Nieves joined in the laughter of the two sisters. It could not be denied that this simplicity was very amusing. Nieves seemed to be in a new world in which routine, the worn-out conventionalities of Madrid society, did not exist. True, such noisy and ingenuous diversions might at times verge on impropriety or coarseness, but sometimes they were really entertaining. From the moment the guests rose from table in the afternoon nothing was thought of but frolic and fun. Teresa had proposed to herself not to allow Tropiezo to eat a meal in peace, and with the utmost dexterity she would catch flies on the wing, which she would throw slyly into his soup, or she would pour vinegar into his glass instead of wine, or rub pitch on his napkin so that it might stick to his mouth. For the arch-priest they had another trick—they would draw him on to talk of ceremonies, a subject on which he loved to expatiate, and when his attention was engaged, take away his plate slyly, which was like tearing a piece of his heart out of his breast.

At night, in the parlor of the turbid mirrors, in which were the piano and the rocking-chairs, a gay company assembled; they sang fragments of El Juramento, and El Grumete; they played at hide-and-seek, and, without hiding, played brisea with malilla counters; when they grew tired of cards, they had recourse to forfeits, to mind-reading, and other amusements. And the frolicsome rustic nature once aroused, they passed on to romping games—fool in the middle, hoodman-blind, and others which have the zest imparted by physical exercise—shouts, pushes and slaps.

Then they would retire to their rooms, still excited by their sports, and this was the hour when their merriment was at its height, when they played the wildest pranks; when they fastened lighted tapers to the bodies of crickets and sent them under the bedroom doors; when they took the slats out of Tropiezo's bedstead so that when he lay down he might fall to the ground and bruise his ribs. In the halls could be heard smothered bursts of laughter and stealthy footsteps, white forms would be seen scurrying away, and doors would be hastily locked and barricaded with articles of furniture, while from behind them a mellow voice could be heard crying:

"They are coming!"

"Fasten the door well, girls! Don't open, not if the king himself were to knock!"


XVII.

Segundo was the last of the guests to arrive at Las Vides. As he cared but little for games and as Nieves did not take any very active part in them either, they would often have found themselves thrown for society upon each other had it not been for Victorina, who, from the moment Segundo appeared, never left her mother's side, and Elvira Molende who, from the very instant of his arrival, clung to the poet like the ivy to the wall, directing on him a battery of sighs and glances, and treating him to sentimental confidences and rhapsodies sweet enough to surfeit a confectioner's boy. From the moment in which Segundo set foot in Las Vides, Elvira lost all her animation, and assumed a languishing and romantic air, which made her cheeks appear hollower and the circles under her eyes deeper than ever. Her form acquired the melancholy droop of the willow and, giving up sports and pranks, she devoted herself exclusively to the Swan.

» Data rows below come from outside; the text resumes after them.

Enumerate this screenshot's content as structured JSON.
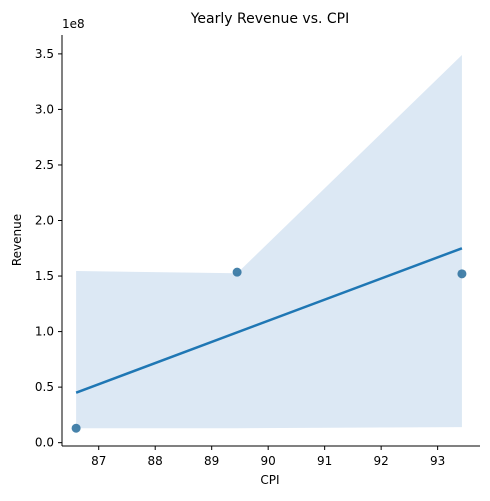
{
  "chart_data": {
    "type": "scatter",
    "title": "Yearly Revenue vs. CPI",
    "xlabel": "CPI",
    "ylabel": "Revenue",
    "y_offset_label": "1e8",
    "xlim": [
      86.35,
      93.75
    ],
    "ylim": [
      -0.03,
      3.67
    ],
    "y_scale": "1e8",
    "x_ticks": [
      87,
      88,
      89,
      90,
      91,
      92,
      93
    ],
    "y_ticks": [
      0.0,
      0.5,
      1.0,
      1.5,
      2.0,
      2.5,
      3.0,
      3.5
    ],
    "y_tick_labels": [
      "0.0",
      "0.5",
      "1.0",
      "1.5",
      "2.0",
      "2.5",
      "3.0",
      "3.5"
    ],
    "points": [
      {
        "x": 86.6,
        "y": 0.13
      },
      {
        "x": 89.45,
        "y": 1.535
      },
      {
        "x": 93.43,
        "y": 1.52
      }
    ],
    "regression_line": {
      "x": [
        86.6,
        93.43
      ],
      "y": [
        0.45,
        1.75
      ]
    },
    "confidence_band": {
      "x": [
        86.6,
        89.45,
        93.43
      ],
      "upper": [
        1.545,
        1.525,
        3.49
      ],
      "lower": [
        0.13,
        0.13,
        0.14
      ]
    },
    "colors": {
      "points": "#3274a1",
      "line": "#1f77b4",
      "band": "#dce8f4",
      "axes": "#000000"
    },
    "grid": false,
    "legend": "none"
  }
}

As it was moonlight, and the evenings were enjoyable out of doors, as soon as the sun had set, and the labors of the day were ended, and the vintagers assembled for a dance, some of the guests would assemble together also in the garden, generally at the foot of a high wall bordered with leafy camellias, or they would stop and sit down for a chat at some inviting spot on their way home from a walk. Elvira knew by heart a great many verses, both good and bad, generally of a melancholy kind—sentimental and elegiac; she was familiar with all the flowers of poetry, all the tender verses which constituted the poetic wealth of the locality, and uttered by her thin lips, in the silvery tones of her gentle voice, with the soft accents of her native land, the Galician verses, like an Andalusian moral maxim in the sensual mouth of a gypsy, had a peculiar and impressive beauty—the sensibility of a race crystallized in a poetic gem, in a tear of love. These plaintive verses were interrupted at times by mocking bursts of laughter, as the gay sounds of the castanets strike in on the melancholy notes of the bagpipes. The poems in dialect acquired a new beauty, their freshness and sylvan aroma seemed to augment by being recited by the soft tones of a woman's voice, on the edge of a pine wood and under the shadow of a grapevine, on a serene moonlight night; and the rhyme became a vague and dreamy melopœia, like that of certain German ballads; a labial music interspersed with soft diphthongs, tender ñ's, x's of a more melodious sound than the hissing Castilian ch. Generally, after the recitations came singing. Don Eugenio, who was a Borderer, knew some Portuguese fados, and Elvira was unrivaled in her rendering of the popular and melancholy song of Curros, which seems made for Druidical nights, for nights illuminated by the solemn light of the moon.